Они втроем пошли вперёд.

Тесть обернулся:

- Ты их не любишь. Не сомневаюсь, ты понимаешь, что ноша не по тебе. Любящий лез бы из кожи вон. Ни амбиций в тебе, ни силы. Думаешь о чем-то своем, а толку?

- Ваша, Фёдор Иванович, сила, - брякнул Девяткин, - в том, что вы хапнули в удобный момент у государства, а теперь учите быть богатым, амбициозным и любящим.

- Прекрати! - вскинулась Лена. - Папа, ты тоже. Что вы грызётесь?

Тесть проронил:

- Покойница со мной жила счастливо… Ты не понял. Сумрачный у тебя нрав, маньячный. Кажется, ты завистлив? Не удивлюсь, если запьёшь и устроишь когда-нибудь поножовщину. Я б Лену носил на руках! - он смолк и пошёл прочь.

Понимала ли жена, что муж оскорблён? Вряд ли. Она любила отца и относилась к их спорам как к пустякам. Девяткину же тесть казался силой, которая ему враждебна. Тесть говорил о жизни, но называл так не жизнь, а данность, или действительность, где люди действуют и где действия создают всё, а жизнь вытеснена на окраину, где рукотворное в корне отлично от первозданного. Тесть - делец. Девяткин же знал, что относится к недельцам, хотя сам крутится в бизнесе и играет по правилам. Но он этого не желает, и не от лени, а от какого-то внутреннего голоса, твердящего, что деяния ничтожны и преходящи.
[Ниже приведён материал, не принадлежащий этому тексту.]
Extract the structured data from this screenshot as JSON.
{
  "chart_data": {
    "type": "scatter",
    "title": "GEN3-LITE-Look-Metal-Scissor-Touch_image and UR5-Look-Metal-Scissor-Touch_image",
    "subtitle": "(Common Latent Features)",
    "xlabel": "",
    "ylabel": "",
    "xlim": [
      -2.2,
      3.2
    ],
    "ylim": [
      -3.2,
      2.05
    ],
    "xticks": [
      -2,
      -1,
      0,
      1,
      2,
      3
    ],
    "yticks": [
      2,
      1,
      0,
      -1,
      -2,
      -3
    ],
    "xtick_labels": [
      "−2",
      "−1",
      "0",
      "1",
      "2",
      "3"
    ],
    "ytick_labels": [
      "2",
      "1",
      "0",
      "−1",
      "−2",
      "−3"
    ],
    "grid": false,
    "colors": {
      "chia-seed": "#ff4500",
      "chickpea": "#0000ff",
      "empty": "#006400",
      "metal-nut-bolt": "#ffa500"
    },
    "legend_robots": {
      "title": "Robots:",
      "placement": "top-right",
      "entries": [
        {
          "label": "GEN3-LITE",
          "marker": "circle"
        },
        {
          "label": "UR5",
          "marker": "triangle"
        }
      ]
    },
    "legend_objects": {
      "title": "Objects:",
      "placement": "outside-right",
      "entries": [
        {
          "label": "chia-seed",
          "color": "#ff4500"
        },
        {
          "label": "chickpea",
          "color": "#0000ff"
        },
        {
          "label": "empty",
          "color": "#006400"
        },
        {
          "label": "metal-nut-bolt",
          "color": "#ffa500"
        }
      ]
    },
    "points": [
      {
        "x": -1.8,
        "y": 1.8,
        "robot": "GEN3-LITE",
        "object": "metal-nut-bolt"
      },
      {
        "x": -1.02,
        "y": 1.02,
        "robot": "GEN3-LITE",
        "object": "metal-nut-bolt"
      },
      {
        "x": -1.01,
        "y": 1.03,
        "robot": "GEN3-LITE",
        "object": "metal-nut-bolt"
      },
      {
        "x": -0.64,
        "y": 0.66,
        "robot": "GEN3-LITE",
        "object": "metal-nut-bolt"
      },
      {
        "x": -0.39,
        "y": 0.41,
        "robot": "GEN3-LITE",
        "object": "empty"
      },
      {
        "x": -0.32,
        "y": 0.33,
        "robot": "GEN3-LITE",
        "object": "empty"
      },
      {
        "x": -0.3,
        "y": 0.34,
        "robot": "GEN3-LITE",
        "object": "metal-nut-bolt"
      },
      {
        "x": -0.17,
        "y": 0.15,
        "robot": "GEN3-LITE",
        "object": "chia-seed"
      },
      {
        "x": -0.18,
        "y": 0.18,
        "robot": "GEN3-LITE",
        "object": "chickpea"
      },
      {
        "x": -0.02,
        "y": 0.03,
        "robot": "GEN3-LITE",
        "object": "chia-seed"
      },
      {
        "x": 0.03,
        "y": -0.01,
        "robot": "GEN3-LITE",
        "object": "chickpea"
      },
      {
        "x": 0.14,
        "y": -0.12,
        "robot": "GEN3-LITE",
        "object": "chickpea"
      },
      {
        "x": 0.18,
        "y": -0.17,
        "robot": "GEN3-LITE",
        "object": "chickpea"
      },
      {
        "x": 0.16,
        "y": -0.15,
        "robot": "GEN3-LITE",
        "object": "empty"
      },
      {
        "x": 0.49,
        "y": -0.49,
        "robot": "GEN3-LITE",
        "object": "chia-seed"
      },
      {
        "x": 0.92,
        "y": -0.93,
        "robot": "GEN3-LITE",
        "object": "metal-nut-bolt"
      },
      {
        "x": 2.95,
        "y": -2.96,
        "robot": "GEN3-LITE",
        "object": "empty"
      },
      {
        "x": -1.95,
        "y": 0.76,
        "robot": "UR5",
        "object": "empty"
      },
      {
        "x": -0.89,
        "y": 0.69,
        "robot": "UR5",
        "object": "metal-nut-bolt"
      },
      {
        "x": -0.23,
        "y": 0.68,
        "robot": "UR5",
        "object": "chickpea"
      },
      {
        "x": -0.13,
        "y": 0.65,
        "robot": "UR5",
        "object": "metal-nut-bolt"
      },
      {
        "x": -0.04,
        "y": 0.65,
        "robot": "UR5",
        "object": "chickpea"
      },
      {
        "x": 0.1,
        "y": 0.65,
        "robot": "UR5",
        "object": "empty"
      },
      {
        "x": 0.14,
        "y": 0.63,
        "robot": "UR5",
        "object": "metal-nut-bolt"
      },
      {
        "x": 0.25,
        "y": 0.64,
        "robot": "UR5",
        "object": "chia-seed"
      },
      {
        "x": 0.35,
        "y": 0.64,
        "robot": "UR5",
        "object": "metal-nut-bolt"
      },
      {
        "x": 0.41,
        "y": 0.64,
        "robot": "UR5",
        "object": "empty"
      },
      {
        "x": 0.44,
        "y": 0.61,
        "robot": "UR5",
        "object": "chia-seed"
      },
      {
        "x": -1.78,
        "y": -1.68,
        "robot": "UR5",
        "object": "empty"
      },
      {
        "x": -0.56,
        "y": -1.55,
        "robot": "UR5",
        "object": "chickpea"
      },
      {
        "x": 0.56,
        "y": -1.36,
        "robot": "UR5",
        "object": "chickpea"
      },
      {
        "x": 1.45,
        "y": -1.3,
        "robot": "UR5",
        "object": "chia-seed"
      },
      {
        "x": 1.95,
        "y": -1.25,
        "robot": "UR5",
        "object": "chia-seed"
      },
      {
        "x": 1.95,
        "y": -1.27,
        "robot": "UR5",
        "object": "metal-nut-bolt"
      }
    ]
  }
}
Где Вавилон? Где царства прошлого? И эта культура уйдет… Плюс и любовь была, да какая! Ромео - Джульетта! Орфей - Эвридика! И где всё?

Где?

Вопрос придавил Девяткина, и он побрёл в дом через гараж.

Наверх можно было пройти только через кухню, где тесть устраивался у длинного стола-бара, а Лена включала чайник.

- Пап, - звала дочь. - Иди сюда! Дед везёт меня на занятия, потом мы поедем кататься на лошадях.

- Ну и отлично, - сказал Девяткин и, не задерживаясь, ушёл на второй этаж. Он любил дочь, но не хотел проявлять чувств при тесте.